17 August 2015

Uncommon Commentary #472

Here's a better idea than reopening our embassy in Havana: let's return to the practice, which was discontinued after World War II, of appointing ambassadors only to countries that play a significant rĂ´le in world affairs. We would save money by closing most of our embassies; more importantly, many persons who have been rewarded with undeserved ambassadorships for their work raising money for Obama’s presidential campaigns (thus becoming bundlers for a bungler) would be put out of work. This change would not amount to a sundering of diplomatic relations, since we would continue to maintain consulates for the sake of whatever citizens of ours might find themselves in the country that is host to the consulate.

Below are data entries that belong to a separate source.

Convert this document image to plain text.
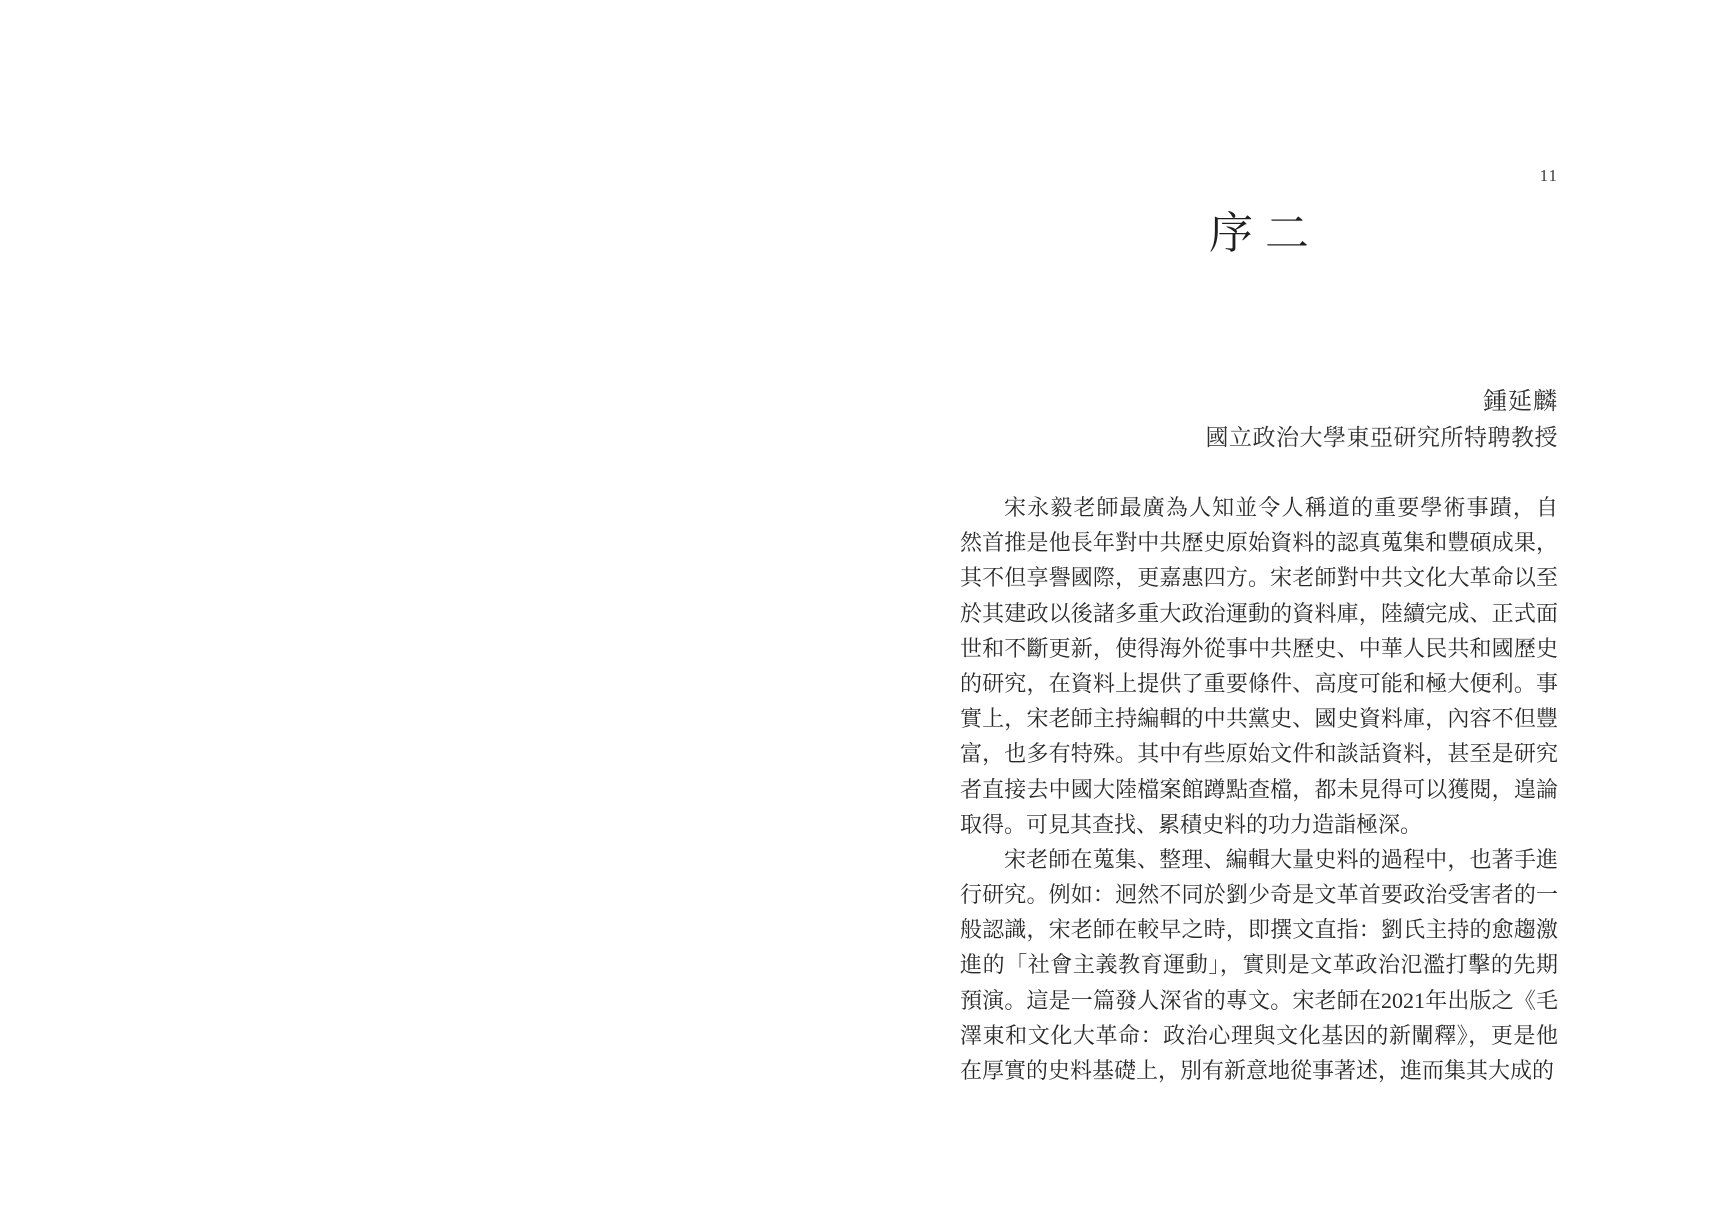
11
序二
鍾延麟
國立政治大學東亞研究所特聘教授
宋永毅老師最廣為人知並令人稱道的重要學術事蹟，自
然首推是他長年對中共歷史原始資料的認真蒐集和豐碩成果，
其不但享譽國際，更嘉惠四方。宋老師對中共文化大革命以至
於其建政以後諸多重大政治運動的資料庫，陸續完成、正式面
世和不斷更新，使得海外從事中共歷史、中華人民共和國歷史
的研究，在資料上提供了重要條件、高度可能和極大便利。事
實上，宋老師主持編輯的中共黨史、國史資料庫，內容不但豐
富，也多有特殊。其中有些原始文件和談話資料，甚至是研究
者直接去中國大陸檔案館蹲點查檔，都未見得可以獲閱，遑論
取得。可見其查找、累積史料的功力造詣極深。
宋老師在蒐集、整理、編輯大量史料的過程中，也著手進
行研究。例如：迥然不同於劉少奇是文革首要政治受害者的一
般認識，宋老師在較早之時，即撰文直指：劉氏主持的愈趨激
進的「社會主義教育運動」，實則是文革政治氾濫打擊的先期
預演。這是一篇發人深省的專文。宋老師在2021年出版之《毛
澤東和文化大革命：政治心理與文化基因的新闡釋》，更是他
在厚實的史料基礎上，別有新意地從事著述，進而集其大成的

Similarly: Many states have severed diplomatic relations with the Republic of China (Taiwan) and established them instead with the People's Republic of China (the mainland). It ought to be noted, though, that there are two types of recognition of a country's government: official, and de-facto (viz., recognition in fact though not in name). The former is awarded to whom one considers to be the legitimate leaders of a polity, whereas the latter is conferred upon regimes that one considers to be illegitimate but too important to ignore. Why not, therefore, maintain diplomatic relations with both the RoC and the PRC, recognizing only the rulers of the former as the rightful ones of China? Better, why not make the bestowal of de-facto recognition either the universal practice or at least the rule rather than the exception?